We are going to be using a different access token here, as we are using the SharePoint API, not the Graph API. The difference is in the resource parameter. With Graph, it's always https://graph.microsoft.com, whereas with SharePoint it's the URL of the top level site, such as https://demo.sharepoint.com/.

Technically we are creating what used to be called a site collection, Microsoft really confused us all with this one! We use the spsitemanager/create REST API endpoint. We chose the STS#3 web template to create a regular team site. The important part is to set ShareByEmailEnabled property to true to allow inviting guest users. Don't forget to include the access token in the Authorization header as Bearer token, as well as Content-Type: application/json header.

We then register the site for the Sites.Selected access of our product's enterprise application, using Graph API access token and the Sites.Permissions API endpoint.

 

Inviting External User

We use the Create invitation API to create and send out an invitation to the customer's email. We are setting the inviteRedirectUrl property to the site URL we are creating and also adding a short message to the invitedUserMessageInfo property. Once the invitation is sent out, the customer receives an email with a link to access the site. We can use the same Graph API access token we already retrieved.

 

Apply Permissions

Here we are adding both the external and the backup users to the Owners group of the site. We are using a slightly different approach for each.

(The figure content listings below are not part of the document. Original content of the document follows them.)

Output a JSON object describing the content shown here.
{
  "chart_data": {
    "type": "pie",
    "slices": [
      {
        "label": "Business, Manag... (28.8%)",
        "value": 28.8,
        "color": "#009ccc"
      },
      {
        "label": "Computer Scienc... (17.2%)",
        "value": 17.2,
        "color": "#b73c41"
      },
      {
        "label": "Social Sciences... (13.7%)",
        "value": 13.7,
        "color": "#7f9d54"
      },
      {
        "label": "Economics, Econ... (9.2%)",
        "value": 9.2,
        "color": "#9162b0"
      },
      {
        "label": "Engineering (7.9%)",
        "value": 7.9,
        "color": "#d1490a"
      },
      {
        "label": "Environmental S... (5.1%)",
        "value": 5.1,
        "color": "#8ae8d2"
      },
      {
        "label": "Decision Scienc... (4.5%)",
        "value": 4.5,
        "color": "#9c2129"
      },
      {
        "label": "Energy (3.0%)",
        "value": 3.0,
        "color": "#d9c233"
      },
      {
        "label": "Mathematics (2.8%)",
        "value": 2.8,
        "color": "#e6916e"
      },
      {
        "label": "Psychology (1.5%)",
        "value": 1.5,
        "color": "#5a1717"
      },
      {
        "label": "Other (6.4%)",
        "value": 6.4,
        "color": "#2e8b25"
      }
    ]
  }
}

For the external user, we are going to be using the REST API, and for the backup users, it's easier to use CSOM.

First, we retrieve the ID of the Owners group via CSOM. Then we execute a POST request to "<site URL>/_api/web/sitegroups/GetById({<group ID>})/users", passing the following JSON object: {"LoginName": "i:0#.f|membership|<customer email>"}. Don't forget to include the headers!

With the backup users, we simply retrieve the Principal using Web.SiteUsers.Add call, passing UserCreationInformation object. Then add that principal to Web.AssociatedOwnerGroup collection.

And that is basically it. Add some more error handling and retries (because things can and will go wrong), and you're good to go. You just automated the whole process of online trials for your SharePoint product!